What are the precautions for Sarilumab?

During the treatment of moderately to severely active rheumatoid arthritis(RA), patients should pay attention to the occurrence of serious infections, neutropenia, gastrointestinal perforation, immunosuppression, allergic reactions, active liver disease and liver damage, and avoid concurrent use of live vaccines during treatment.

1. Serious infections: The most common serious infections include pneumonia and cellulitis, and tuberculosis, candidiasis, and pneumocystis jiroveci have been reported among opportunistic infections. Some patients present with disseminated rather than localized disease and often take concomitant immunosuppressants such as methotrexate or corticosteroids. Although not reported in clinical studies with salivolumab, other serious infections (e.g., histoplasmosis, cryptococcosis, aspergillosis) have been reported in patients receiving other immunosuppressives for rheumatoid arthritis. Salirumab should be avoided in patients with active infections, including localized infections.

2. Neutropenia:. In clinical studies, treatment with salivolumab has been associated with reduced platelet counts; assess neutrophil counts before initiating salivolumab and monitor neutrophil counts 4 to 8 weeks after initiating treatment and every 3 months thereafter.

3. Gastrointestinal perforation: Gastrointestinal perforation has been reported in clinical studies, mainly as a complication of diverticulitis. Concurrent diverticulitis or concurrent use of NSAIDs or corticosteroids may increase the risk of gastrointestinal perforation. Physicians need to immediately evaluate patients who develop new abdominal symptoms.

4. Immunosuppression: Treatment with immunosuppressants may increase the risk of malignant tumors.
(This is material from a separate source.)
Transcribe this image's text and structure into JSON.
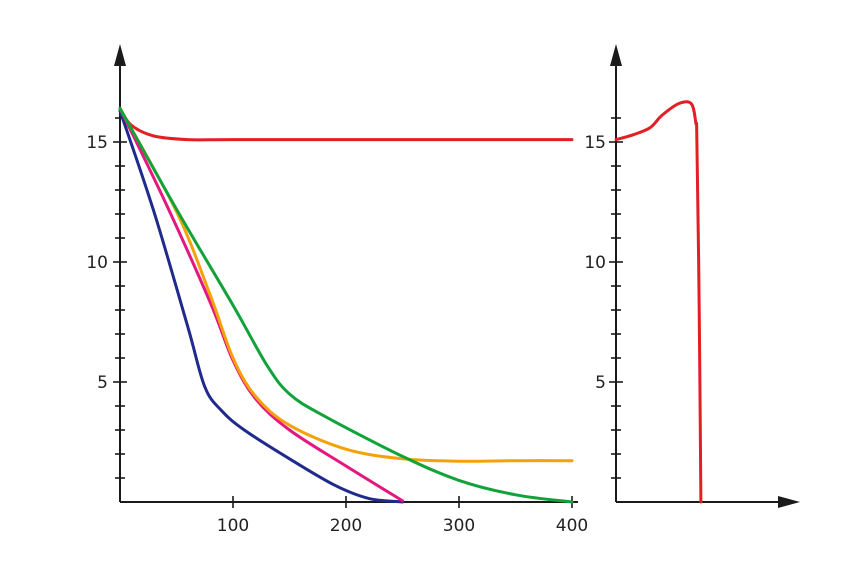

The effect of salirumab treatment on the development of malignancies is unknown, but malignancies have been reported in clinical studies.

5. Hypersensitivity reactions: In controlled rheumatoid arthritis trials, 0.3% of patients reported hypersensitivity reactions requiring discontinuation of treatment. Injection site rash, rash, and hives are the most common allergic reactions. Patients are advised to seek medical attention immediately if they experience any symptoms of an allergic reaction. If you develop anaphylaxis or other allergic reactions, stop taking Salirumab immediately. Do not use sarilumab in patients with known hypersensitivity to sarilumab

6. Active liver disease and liver damage: Patients with active liver disease or liver damage are not recommended to use salirumab treatment, because salirumab treatment is associated with elevated transaminases.

7. Live vaccines: Due to the potential increased risk of infection, avoid concurrent use of live vaccines during salirumab treatment; the clinical safety of live vaccines during salirumab treatment has not been determined. There are no data on secondary transmission of infection from persons receiving live vaccines to patients receiving salirumab. The time interval between live vaccination and initiation of salirumab therapy should be consistent with current vaccination guidelines for immunosuppressants.

The patent drug Thalilutumab is a new type of drug for treating diseases. It is not yet on the market in China, and therefore it is not covered by medical insurance. The common dosage form of Salirutumab's original drug is injection, which has been marketed overseas. The price of the European version of the specification200mg*2 per box is around 17,500 (the price may fluctuate due to the exchange rate). There are currently no generic Salirutumab produced in other countries.